Over the years, multimodal mobile sensing has been used extensively for inferences regarding health and well being, behavior, and context. However, a significant challenge hindering the widespread deployment of such models in real world scenarios is the issue of distribution shift. This is the phenomenon where the distribution of data in the training set differs from the distribution of data in the real world, the deployment environment. While extensively explored in computer vision and natural language processing, and while prior research in mobile sensing briefly addresses this concern, current work primarily focuses on models dealing with a single modality of data, such as audio or accelerometer readings, and consequently, there is little research on unsupervised domain adaptation when dealing with multimodal sensor data. To address this gap, we did extensive experiments with domain adversarial neural networks (DANN) showing that they can effectively handle distribution shifts in multimodal sensor data. Moreover, we proposed a novel improvement over DANN, called M3BAT, unsupervised domain adaptation for multimodal mobile sensing with multi-branch adversarial training, to account for the multimodality of sensor data during domain adaptation with multiple branches. Through extensive experiments conducted on two multimodal mobile sensing datasets, three inference tasks, and 14 source-target domain pairs, including both regression and classification, we demonstrate that our approach performs effectively on unseen domains. Compared to directly deploying a model trained in the source domain to the target domain, the model shows performance increases up to 12% AUC (area under the receiver operating characteristics curves) on classification tasks, and up to 0.13 MAE (mean absolute error) on regression tasks.

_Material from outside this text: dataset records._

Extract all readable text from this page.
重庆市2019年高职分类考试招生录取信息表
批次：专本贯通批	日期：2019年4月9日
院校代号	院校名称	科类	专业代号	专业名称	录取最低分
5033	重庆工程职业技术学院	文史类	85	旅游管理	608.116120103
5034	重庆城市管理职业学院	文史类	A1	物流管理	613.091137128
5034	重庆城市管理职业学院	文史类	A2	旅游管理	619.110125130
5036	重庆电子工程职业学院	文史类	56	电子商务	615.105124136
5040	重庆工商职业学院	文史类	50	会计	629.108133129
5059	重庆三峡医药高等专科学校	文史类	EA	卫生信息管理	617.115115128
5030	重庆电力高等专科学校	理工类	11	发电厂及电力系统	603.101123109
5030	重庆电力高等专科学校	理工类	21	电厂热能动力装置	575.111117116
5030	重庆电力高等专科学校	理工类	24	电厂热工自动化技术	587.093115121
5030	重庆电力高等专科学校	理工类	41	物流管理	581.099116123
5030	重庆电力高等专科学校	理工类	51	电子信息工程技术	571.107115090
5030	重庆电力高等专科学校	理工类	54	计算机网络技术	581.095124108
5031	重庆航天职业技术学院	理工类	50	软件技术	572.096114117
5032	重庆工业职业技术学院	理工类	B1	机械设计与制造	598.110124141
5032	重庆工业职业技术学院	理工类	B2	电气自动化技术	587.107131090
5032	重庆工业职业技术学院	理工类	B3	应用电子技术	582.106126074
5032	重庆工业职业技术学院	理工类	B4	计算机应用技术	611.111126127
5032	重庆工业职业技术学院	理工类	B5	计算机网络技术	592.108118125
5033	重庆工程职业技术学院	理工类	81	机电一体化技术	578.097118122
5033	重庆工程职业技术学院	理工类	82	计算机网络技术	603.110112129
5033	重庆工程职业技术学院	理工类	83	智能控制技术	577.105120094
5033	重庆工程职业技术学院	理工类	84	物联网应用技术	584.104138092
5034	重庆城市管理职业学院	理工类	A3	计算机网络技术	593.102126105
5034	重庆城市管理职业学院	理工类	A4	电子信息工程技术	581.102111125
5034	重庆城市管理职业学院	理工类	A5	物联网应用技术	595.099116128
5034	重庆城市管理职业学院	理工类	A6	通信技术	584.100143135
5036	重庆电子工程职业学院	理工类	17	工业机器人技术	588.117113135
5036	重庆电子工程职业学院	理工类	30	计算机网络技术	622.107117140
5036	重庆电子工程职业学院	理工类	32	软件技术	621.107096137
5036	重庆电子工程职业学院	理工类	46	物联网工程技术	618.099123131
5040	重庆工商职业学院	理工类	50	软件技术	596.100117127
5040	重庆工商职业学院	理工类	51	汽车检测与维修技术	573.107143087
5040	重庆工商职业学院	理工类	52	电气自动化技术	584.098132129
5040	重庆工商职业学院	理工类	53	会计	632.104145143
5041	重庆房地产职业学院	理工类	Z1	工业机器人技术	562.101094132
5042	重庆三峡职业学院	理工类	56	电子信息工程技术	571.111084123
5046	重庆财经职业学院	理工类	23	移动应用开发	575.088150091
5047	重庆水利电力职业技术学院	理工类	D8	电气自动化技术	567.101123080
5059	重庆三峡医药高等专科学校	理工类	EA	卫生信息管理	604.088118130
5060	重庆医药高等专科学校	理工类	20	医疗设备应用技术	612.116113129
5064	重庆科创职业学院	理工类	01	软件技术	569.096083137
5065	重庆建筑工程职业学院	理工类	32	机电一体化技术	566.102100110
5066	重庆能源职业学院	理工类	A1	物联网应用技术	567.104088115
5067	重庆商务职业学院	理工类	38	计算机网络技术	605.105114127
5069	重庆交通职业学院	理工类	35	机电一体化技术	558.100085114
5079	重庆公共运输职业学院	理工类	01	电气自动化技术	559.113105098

翻译：多年来，多模态移动传感已广泛应用于健康福祉、行为和环境等领域的推理任务。然而，阻碍此类模型在真实场景中大规模部署的关键挑战是分布偏移现象——即训练集数据分布与真实部署环境数据分布不一致的问题。尽管该问题在计算机视觉和自然语言处理领域已被广泛研究，且移动传感领域的先前研究也对此有所涉及，但当前工作主要聚焦于处理单一模态数据（如音频或加速度计读数）的模型，因此针对多模态传感器数据的无监督域适应研究十分有限。为填补这一空白，我们通过对域对抗神经网络（DANN）开展大量实验，证明其能有效处理多模态传感器数据中的分布偏移。此外，我们提出了DANN的改进方案M3BAT——基于多分支对抗训练的多模态移动传感无监督域适应方法，通过多分支结构在域适应过程中考虑传感器数据的多模态特性。基于两个多模态移动传感数据集、三个推理任务及14个源-目标域对（涵盖回归与分类任务）的广泛实验表明，我们的方法在未知域上表现优异。与直接将源域训练模型部署到目标域相比，本模型在分类任务上AUC（受试者工作特征曲线下面积）提升高达12%，在回归任务上MAE（平均绝对误差）减少高达0.13。